Monday, March 3, 2008

Is This the End?

The Real Super Tuesday

It could all be over before you know it. How has the last year of the primary campaign treated you? Tomorrow could be the decisive day that anoints presumed nominees as the actual representative of the party. The campaigns know that it is now or never time. No one in the Democratic Party wants to see this fight continue within the party. It is time to rally against McCain. While the Republicans will vote tomorrow, their totals are already fairly moot. John McCain can theoretically be beaten, but this is the real election, not a political science classroom. Mike Huckabee should be mathematically eliminated after the votes are totaled tomorrow night. All polls point to the exit.

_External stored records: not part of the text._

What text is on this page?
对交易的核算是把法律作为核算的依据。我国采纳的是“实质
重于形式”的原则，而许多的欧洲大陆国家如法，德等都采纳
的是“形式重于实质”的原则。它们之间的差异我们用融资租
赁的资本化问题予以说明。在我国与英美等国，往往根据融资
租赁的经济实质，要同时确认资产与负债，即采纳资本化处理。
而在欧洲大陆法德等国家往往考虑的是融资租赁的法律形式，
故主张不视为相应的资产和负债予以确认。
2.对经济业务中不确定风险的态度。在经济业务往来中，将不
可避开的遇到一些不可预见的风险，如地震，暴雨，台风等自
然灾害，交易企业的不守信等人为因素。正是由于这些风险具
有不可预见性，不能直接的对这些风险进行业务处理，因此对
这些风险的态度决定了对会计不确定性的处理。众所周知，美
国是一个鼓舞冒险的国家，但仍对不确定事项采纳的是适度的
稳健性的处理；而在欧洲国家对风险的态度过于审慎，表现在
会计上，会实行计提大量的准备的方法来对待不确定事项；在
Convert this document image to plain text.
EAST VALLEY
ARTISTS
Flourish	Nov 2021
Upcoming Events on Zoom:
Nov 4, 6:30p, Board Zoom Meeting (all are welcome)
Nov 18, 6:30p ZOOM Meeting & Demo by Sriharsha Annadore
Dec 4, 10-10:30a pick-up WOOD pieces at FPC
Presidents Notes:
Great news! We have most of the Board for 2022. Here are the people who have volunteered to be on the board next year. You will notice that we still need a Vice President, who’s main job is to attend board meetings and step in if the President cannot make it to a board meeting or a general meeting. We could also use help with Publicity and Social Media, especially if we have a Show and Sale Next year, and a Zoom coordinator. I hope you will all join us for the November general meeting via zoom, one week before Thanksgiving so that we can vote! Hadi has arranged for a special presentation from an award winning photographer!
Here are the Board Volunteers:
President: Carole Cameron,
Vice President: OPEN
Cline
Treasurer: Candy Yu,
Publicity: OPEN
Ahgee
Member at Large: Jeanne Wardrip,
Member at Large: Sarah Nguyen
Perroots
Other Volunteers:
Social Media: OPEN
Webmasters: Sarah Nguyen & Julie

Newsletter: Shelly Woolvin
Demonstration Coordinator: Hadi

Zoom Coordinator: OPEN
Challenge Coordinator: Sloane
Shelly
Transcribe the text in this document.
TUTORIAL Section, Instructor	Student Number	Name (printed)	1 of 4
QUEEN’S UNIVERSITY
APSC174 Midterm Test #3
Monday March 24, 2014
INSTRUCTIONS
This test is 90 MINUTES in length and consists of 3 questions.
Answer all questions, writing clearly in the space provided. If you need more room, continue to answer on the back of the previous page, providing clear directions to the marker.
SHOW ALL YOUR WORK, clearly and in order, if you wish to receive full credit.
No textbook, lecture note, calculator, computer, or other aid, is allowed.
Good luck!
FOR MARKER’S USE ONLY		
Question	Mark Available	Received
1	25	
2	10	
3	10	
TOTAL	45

Texas, Ohio, Rhode Island and Vermont will state their preference tomorrow and many leaders are saying that this will be the last election to watch before it is time to settle on a nominee. Republicans will be focused on the general election – Democrats will want to keep pace and figure out their race just as fast.

Barack and a Hard Place

And on Sunday our Governor, Bill Richardson kept fighting to hold his silence on his preference in the race. On CBS’s Face the Nation, Richardson continued his balancing act and kept his preferences to himself. And for good reason. The handful of voters that will follow his endorsement in the four states tomorrow are not worth alienation from the side he snubs. As discussed in Tuesday’s coverage, his endorsement of the Clinton is more likely due to his loyalty, but it shows him little chance of eventually paying off. Endorsing Obama – the predicted nominee by all odds makers -- is a general hit against his political loyalty but shows better promise of leading to a cabinet level appointment.

Richardson has played a very careful game of wavering between the candidates. In Iowa, he was accused of sending his non-viable supporters to Obama’s corner. In debates, his rhetoric on the importance of experience was interpreted as support for Clinton (maybe he was talking about his own experience? He had a lot of good stuff, after all.). “I may wake up tomorrow and do it. Then I may not,” Big Bill said. He is wise enough to wait this long, but is now joining the choir of voices asking for the loser of tomorrow’s elections surrender their pursuit of the nomination. Call it a quiet endorsement of Obama if you’d like . . . he’ll spin it right back the other way.

Political Home Remodeling Part 2

Facing an unresponsive electorate, Right Wing Radio, Campaign Clinton and any other Obama-fearing politician has followed up the “Kitchen Sink attacks” with a new fridge, dishwasher and oven. They know the urgency of the historic Super Tuesday states and how they are the end of this primary campaign. They also know that Obama is only gaining momentum and voters are continue to fall to his side despite the best attempts of Clinton’s campaign.

The shallow record only brought more people to support him. Rumors of Islamic schooling and pictures in a traditional Somali dress were not enough to scare people out of voting for him. Bill Cunningham recognized this urgency and went for the insult all political staffers have seen for the last year, but have been too ethical, too moral, too decent, too respectful . . . too politically correct to use. The right wing Cincinnati talker known for his inflammatory rhetoric and low brow attacks referred to Senator Obama by his middle name – Hussein.

According to a news man working in the city, the listening area has seen this cheap shot for what it is: a last ditch effort to save a failing campaign. While Cunningham would as easily insult Senator Clinton, he sees Obama as the unbeatable candidate that GOP knows he is. He says Cincy voters are ashamed of the attention and will not be swayed by the attacks. Surely a few people are ignorant enough to make the links and support Clinton from it. But as many will be turned off from voting entirely or will support Obama in defiance. He adds that it has passed and won’t weigh heavily on voters minds tomorrow. The Hussein Bomb has been dropped and the dust has settled, but accusations of an inability to fight the war on terrorism will persist through November.